By thinking about it and deciding how much coverage versus out of pocket expense you wish to accept in each of the three components of medical expense shown in the graph, you have taken a big step forward in choosing the coverage that best fits your wants and needs.
To do so you must consider how each of the following factors impact the likelihood that you will incur a medical expense in each of the three general catefories of medical intervention depicted above,due to your:
- Age
- Sex
- State of your health.
- Marital status, Family size and medical history.
- Life style (work related risk, sports activities, niles driven per year, Travel, etc).

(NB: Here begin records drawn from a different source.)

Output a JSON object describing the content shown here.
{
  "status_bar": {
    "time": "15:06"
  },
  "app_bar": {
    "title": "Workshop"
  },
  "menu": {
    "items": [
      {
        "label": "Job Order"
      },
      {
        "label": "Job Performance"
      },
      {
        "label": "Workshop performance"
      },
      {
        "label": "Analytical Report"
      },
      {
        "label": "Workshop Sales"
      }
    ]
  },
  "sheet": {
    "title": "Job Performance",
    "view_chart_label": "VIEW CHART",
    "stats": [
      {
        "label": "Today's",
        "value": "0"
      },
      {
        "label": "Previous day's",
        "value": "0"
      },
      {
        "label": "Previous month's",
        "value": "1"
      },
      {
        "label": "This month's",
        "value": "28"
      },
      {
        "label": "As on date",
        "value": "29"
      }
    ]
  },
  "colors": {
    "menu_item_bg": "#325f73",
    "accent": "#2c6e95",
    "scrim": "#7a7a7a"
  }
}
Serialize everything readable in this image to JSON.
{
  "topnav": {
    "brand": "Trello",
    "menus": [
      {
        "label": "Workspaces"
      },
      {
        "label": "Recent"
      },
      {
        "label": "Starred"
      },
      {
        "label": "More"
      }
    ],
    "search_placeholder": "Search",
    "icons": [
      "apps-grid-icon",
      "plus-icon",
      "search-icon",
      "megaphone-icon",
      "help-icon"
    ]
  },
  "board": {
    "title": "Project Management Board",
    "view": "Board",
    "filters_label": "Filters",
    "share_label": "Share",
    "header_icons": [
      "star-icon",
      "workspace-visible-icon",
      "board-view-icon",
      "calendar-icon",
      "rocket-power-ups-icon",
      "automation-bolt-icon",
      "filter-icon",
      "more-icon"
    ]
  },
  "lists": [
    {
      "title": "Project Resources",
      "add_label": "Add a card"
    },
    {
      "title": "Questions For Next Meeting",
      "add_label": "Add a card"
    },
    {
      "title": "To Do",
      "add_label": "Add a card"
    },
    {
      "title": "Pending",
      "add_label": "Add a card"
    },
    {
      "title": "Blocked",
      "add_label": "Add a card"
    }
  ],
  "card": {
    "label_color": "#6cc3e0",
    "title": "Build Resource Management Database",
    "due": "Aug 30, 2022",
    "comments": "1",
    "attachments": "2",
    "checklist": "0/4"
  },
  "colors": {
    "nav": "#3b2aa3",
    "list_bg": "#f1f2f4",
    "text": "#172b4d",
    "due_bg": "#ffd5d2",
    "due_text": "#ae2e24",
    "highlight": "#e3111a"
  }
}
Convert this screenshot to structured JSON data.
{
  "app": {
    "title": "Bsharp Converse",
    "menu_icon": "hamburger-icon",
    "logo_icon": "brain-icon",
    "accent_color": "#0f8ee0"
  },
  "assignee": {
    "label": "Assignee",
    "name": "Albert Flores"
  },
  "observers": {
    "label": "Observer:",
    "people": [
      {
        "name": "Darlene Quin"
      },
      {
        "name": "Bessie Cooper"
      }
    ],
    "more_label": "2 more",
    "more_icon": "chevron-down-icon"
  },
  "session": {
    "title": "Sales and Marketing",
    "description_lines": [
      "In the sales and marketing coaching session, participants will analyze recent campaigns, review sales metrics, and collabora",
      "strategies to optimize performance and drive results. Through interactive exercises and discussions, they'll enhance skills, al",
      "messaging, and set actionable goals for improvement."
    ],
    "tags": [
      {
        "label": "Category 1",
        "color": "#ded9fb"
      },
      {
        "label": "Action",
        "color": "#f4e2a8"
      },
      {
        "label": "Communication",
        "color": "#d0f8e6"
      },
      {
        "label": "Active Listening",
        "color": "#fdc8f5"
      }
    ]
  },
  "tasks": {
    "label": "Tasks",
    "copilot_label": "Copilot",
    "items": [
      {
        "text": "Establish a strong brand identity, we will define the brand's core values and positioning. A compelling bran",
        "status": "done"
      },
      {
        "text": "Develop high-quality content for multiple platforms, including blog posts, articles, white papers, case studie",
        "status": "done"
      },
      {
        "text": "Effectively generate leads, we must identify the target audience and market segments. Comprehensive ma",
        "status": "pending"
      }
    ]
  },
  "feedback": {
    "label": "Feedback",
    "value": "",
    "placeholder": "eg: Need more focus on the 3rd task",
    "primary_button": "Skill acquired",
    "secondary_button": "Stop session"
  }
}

- Tendencies to seek care.
- Financial resources.
- Emotional makeup.
- Access to care.
It comes down to desired coverage versus additional cost. It is a bit like filling up a knapsack to go on a long hike. The knapsack (your wallet) is limited in size. Therefore anything you put in (like doctor visit coverage or dental) takes up a part of the knapsack, leaving less room for the next item. Thus you must first put in all the things you must have, those that you cannot afford not to have covered. Then based on value per premium dollar you may add additional items until the knapsack is full. The answer as to how to fill your health care coverage knapsack is not universal and should be addressed on an Individual basis with each person’s life situation factored into the decision process.
Perhaps the most important thing for you to take away from this article is not so much the “how to” aspect as much as whether the agent you may be dealing with is asking you these questions and getting you to consider the consequences or are they allowing you to pick a plan base upon your price point or inexperienced understanding. By the same token a professional agent will respect that the decision is clearly yours, but only after asking you about your needs and making you aware of the key coverage features and limitations embedded in the health care plan you are about to select. The idea is to empower you as an informed consumer.